La vie à bord : 56°30 N par 30°45 W
Comment s’organise la vie à bord ?
Tout dépend du temps : ou il est clément ou nous sommes dans un gros coup de vent (qui est prévu vendredi). Dans les deux cas nous sommes comme sur un sol mouvant et le corps doit compenser en permanence pour garder l’équilibre. Cela se fait donc plus ou moins en douceur.
LES TOILETTES
Le plus grand exercice « sportif » est l’épreuve des toilettes surtout dans le gros temps où même un tout petit pipi demande un réel talent ; il faut toujours avoir une main qui s’accroche quelque part. Donc de l’autre main il faut ouvrir la porte, assez lourde, et bien la tenir car suivant les mouvements du bateau elle a tendance à claquer sur la cloison en face ou à se refermer sur les doigts. Une fois dans la place, heureusement étroite, il faut éviter de se cogner au lavabo ou à l’échelle de bain stockée à cet endroit. On est toujours cramponné d’une main donc il ne reste qu’une main de libre pour baisser un à un les nombreux effets accumulés pour lutter contre le froid : collant, jogging, sur-pantalon, sur-sur-pantalon….Une fois assis (ouf!)il resta à se débattre avec le rouleau de papier toilette et de refaire les opérations en sens inverse, toujours d’une main, en espérant que tout ne se soit pas « bouchonné » sur les genoux.
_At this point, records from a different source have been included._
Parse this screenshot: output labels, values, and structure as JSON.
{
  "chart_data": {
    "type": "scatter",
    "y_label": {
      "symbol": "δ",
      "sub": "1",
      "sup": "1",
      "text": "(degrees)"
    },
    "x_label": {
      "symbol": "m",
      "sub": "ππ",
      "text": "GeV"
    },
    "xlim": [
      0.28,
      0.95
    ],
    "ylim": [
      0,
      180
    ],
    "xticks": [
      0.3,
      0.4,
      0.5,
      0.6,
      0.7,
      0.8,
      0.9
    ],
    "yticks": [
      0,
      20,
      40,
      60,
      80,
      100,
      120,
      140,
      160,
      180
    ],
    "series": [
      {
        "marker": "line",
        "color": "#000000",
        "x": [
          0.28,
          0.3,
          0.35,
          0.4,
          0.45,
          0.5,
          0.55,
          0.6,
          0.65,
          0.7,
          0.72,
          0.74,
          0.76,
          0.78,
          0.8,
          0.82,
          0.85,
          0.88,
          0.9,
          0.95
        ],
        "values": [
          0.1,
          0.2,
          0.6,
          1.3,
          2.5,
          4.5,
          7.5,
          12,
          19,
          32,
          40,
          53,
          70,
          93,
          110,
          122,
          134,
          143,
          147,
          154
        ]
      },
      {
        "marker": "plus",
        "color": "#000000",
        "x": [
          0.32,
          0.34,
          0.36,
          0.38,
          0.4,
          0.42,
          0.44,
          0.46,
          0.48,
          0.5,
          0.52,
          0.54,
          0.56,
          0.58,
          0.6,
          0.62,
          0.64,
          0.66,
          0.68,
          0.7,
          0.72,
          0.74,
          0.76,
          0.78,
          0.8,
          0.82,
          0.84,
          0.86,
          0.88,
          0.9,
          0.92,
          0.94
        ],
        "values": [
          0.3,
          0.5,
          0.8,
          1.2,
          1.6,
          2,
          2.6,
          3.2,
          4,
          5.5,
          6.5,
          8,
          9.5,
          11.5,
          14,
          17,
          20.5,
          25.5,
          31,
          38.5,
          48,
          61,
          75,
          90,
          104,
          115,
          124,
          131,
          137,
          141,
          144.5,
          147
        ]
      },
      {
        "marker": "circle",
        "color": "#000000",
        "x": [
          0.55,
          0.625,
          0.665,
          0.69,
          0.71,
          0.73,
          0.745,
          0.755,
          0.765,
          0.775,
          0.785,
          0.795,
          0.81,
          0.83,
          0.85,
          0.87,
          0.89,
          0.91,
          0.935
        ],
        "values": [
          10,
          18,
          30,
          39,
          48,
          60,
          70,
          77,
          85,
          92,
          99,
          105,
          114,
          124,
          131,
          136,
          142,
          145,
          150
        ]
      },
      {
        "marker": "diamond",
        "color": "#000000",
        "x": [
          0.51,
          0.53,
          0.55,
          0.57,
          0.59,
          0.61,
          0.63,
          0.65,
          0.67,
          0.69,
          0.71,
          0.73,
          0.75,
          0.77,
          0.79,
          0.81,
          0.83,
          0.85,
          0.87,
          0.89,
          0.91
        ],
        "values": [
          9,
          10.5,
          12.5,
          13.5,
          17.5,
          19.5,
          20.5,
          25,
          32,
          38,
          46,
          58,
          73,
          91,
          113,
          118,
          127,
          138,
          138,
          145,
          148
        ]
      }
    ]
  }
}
Et, aie ! attention aux doigts dans la porte en sortant. Un conseil, pour éviter une trop grande fréquentation de ces lieux : ne pas trop boire !
LES REPAS
Par tous les temps, il vaut mieux manger assis par terre dans la coursive, à moins de se sentir assez adroit pour éviter que l’assiette ne glisse intempestivement ou que le verre ne se renverse sur la table. De plus par gros temps c’est plus pratique de manger dans des bols, les rebords sont plus haut mais attention quand même pour boire la soupe, car sur un coup malencontreux de roulis le bouillon peut vite vous remplir le nez. Il faut avoir des bras sur cardan comme le réchaud. Et par très gros temps, on ne mange pas : on grignote fruits secs et biscuits au fond de la couchette.
L’ALIMENTATION ?
On peut soutenir un siège : les boîtes de conserve sont nombreuses et variées, plus pâtes, riz et purée ; on ne manque de rien sauf d’un bel aloyau et de quelques légumes frais. Fruits au sirop et crèmes dessert sont en grande quantité.
L’EAU
Il faut l’économiser au maximum. Pâtes et riz sont cuits avec 1/3 d’eau de mer (au large) et on lave la vaisselle également à l’eau de mer ce qui n’est pas un problème sauf la température pour nos petites mains quand nous naviguons au milieu des glaçons. La lessive ? On n’en fait pas ; on attend d’être dans un port ou près d’un torrent. La douche : la même chose exception de quelques ablutions dans le cockpit quand la température extérieure le permet. Le Groenland manque d’eau et à part un robinet à Qaqortok et deux torrents dans nos mouillages nous n’avons pu nous réapprovisionner. Les Inuits en ont bien sûr pour leur quotidien mais c’est très contrôlé.
LE SOMMEIL
C’est le plus dur à gérer. En haute mer, loin de tout trafic maritime on branche le détecteur de radar et on ne fait pas vraiment de veille Alain surveillant de temps en temps cap et vitesse mais les mouvements constants du bateau et le bruit du vent et des vagues ne se prêtent tout de même pas à un repos serein. La navigation côtière, elle, nécessite des quarts attentifs : 2h debout, 2h au lit (ce qui ne veut pas dire pouvoir dormir). Il faut gérer le temps, la mer, les voiles, les cargos, les chalutiers (les plus difficiles à surveiller car ils n’ont pas de cap constant) et surtout le manque de sommeil.
LE FROID
La moyenne a été, tant en Islande qu’au Groenland, entre 5 et 14°. On s’habitue très vite. Il faut quand même bien se couvrir mais les vêtements chauds actuels sont très efficaces. J’accumule toutefois un certain nombre de couches : on pourrait me surnommer « Madame Michelin ». L’humidité ambiante, par contre, est plus gênante car dans cet air marin rien ne sèche.